ExxonMobil continue à financer et à effectuer des recherches sur les carburants avancés. Ce travail se place dans le cadre de nos nombreux investissements dans de nouvelles technologies qui, dotées d’un potentiel transformateur, pourraient augmenter la fourniture d’énergie, réduire les émissions et rendre nos opérations plus efficientes. 

Nous finançons une large plage de programmes de recherche sur les biocarburants qui englobent notre étude des algues, ainsi que la conversion de matières premières de biomasse non alimentaires, à savoir la biomasse cellulosique, en biocarburants avancés. Nous pensons que des améliorations fondamentales de la technologies et de nouvelles percées scientifiques sont nécessaires en matière d’optimisation de la biomasse et de sa transformation en carburant.  Plus précisément, des avancées scientifiques sont nécessaires pour assurer une utilisation rentable et plus répandue des biocarburants et les produire avec les avantages environnementaux souhaités, à savoir des émissions de GES plus réduites au cours du cycle de vie. Dans ce type de recherches susceptibles d’être à l'origine de percées scientifiques, les premières étapes cruciales sont la compréhension des difficultés à surmonter et leur décomposition en plusieurs questions plus aisées à résoudre scientifiquement. 

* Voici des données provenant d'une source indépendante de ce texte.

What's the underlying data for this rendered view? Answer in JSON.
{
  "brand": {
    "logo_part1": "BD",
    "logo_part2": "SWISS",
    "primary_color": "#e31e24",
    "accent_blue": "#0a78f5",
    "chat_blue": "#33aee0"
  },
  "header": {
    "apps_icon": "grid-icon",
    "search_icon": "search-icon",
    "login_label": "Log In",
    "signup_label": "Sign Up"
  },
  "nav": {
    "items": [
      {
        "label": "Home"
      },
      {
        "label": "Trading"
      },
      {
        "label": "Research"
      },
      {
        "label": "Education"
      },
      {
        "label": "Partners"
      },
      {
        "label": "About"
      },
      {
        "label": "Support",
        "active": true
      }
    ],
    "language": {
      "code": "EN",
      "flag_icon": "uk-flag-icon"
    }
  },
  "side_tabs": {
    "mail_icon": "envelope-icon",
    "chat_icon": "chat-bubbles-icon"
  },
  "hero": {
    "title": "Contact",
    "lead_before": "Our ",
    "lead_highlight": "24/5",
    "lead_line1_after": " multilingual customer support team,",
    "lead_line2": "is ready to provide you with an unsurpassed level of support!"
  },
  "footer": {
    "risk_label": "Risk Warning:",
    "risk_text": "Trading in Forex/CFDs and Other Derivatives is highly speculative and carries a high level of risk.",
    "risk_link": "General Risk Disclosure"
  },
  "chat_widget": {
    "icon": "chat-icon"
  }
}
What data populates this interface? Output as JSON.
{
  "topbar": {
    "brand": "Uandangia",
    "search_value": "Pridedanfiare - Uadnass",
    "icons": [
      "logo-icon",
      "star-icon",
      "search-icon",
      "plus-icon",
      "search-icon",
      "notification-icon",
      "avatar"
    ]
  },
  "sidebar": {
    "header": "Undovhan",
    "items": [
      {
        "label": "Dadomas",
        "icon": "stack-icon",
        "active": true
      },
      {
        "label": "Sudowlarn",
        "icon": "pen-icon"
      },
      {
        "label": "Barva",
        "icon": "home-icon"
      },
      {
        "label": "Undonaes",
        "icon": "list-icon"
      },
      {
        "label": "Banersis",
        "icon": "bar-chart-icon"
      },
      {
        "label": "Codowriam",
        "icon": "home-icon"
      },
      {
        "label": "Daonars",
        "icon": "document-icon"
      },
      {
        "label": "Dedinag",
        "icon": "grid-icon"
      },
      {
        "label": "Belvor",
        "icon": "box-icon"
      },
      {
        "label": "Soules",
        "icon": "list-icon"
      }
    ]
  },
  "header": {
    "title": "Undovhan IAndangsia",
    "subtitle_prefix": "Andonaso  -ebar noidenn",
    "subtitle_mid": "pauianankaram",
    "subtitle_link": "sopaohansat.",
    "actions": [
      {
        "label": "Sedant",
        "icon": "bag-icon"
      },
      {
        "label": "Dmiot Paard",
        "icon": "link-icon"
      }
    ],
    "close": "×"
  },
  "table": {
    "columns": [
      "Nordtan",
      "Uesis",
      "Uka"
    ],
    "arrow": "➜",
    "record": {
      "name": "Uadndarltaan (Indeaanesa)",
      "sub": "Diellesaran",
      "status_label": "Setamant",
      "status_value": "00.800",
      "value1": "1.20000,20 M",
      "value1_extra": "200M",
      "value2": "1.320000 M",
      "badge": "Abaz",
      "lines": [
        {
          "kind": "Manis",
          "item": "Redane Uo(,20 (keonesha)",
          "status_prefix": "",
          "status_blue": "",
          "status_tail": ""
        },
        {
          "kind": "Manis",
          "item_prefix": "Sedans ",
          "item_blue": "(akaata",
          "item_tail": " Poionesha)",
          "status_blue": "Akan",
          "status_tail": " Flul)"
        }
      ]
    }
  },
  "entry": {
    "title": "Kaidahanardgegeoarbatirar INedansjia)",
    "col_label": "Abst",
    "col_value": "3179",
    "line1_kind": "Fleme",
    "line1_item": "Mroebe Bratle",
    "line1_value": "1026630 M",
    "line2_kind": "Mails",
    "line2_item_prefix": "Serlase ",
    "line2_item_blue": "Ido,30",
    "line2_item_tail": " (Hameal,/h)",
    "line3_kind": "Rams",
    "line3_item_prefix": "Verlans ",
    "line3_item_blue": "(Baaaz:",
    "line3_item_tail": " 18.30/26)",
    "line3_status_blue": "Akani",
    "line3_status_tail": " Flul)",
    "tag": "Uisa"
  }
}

Les scientifiques et les ingénieurs travaillant en université, dans les laboratoires d’état et dans les entreprises étudient actuellement une large gamme de matières premières et de processus permettant de mettre au point des biocarburants avancés.   Nous collaborons avec certains de ces scientifiques et nous avons composé notre portefeuille de recherche pour aider au progrès de la discipline scientifique que nous estimons nécessaire pour produire des biocarburants dotés d’avantages environnementaux.

Notre portefeuille de biocarburants avancés inclut des collaborations de recherche centrées sur les biocarburants à base d’algues avec l'entreprise Synthetic Genomics Incorporated (SGI), l’École des mines de l’État du Colorado et l’État du Michigan. Nous explorons une série de processus de conversion de biomasse pouvant être utilisés avec des matières premières non alimentaires telles que les biomasses cellulosiques entières, algues alimentaires et sucres dérivés de la cellulose. Ces programmes se déroulent actuellement avec le Renewable Energy Group (REG), l’Université de l’Iowa, l’Université du Nord-Ouest et l’Université du Wisconsin.

Les algues 

Les avantages de l’utilisation des algues

Il y a de nombreux avantages à l’utilisation des algues marines pour la production de biocarburants. Les algues peuvent être cultivées sur des terrains inutilisables dans d’autres buts, avec de l’eau impropre à la production d’aliments. En plus de l’utilisation possible de terres non arables et de l’absence du besoin en eau potable, les algues peuvent aussi potentiellement produire de plus grandes quantités de biocarburant à l’hectare que d’autres sources. Nous savons aussi que les algues peuvent être utilisées pour la fabrication de biocarburants de composition semblable à celle des carburants de transport qui sont actuellement utilisés. 

Qui plus est, la culture des algues peut apporter des avantages environnementaux. Les algues, qui consomment du CO2, offrent, contrairement aux carburants traditionnels, un potentiel d'atténuation des émissions atmosphériques. En 2012, des chercheurs de l’Institut de technologie du Massachusetts, ExxonMobil et l'entreprise SGI publièrent une évaluation des biocarburants extraits des algues dans un journal soumis à l'examen collégial, « Environmental Science and Technology ». Dans sa conclusion, cet article affirmait que, si les principales difficultés gênant la recherche étaient éliminées, les biocarburants à base d’algues présentaient la moitié des émissions de gaz à effet de serre sur l'ensemble du cycle de vie de celles générées par les carburants dérivés du pétrole. 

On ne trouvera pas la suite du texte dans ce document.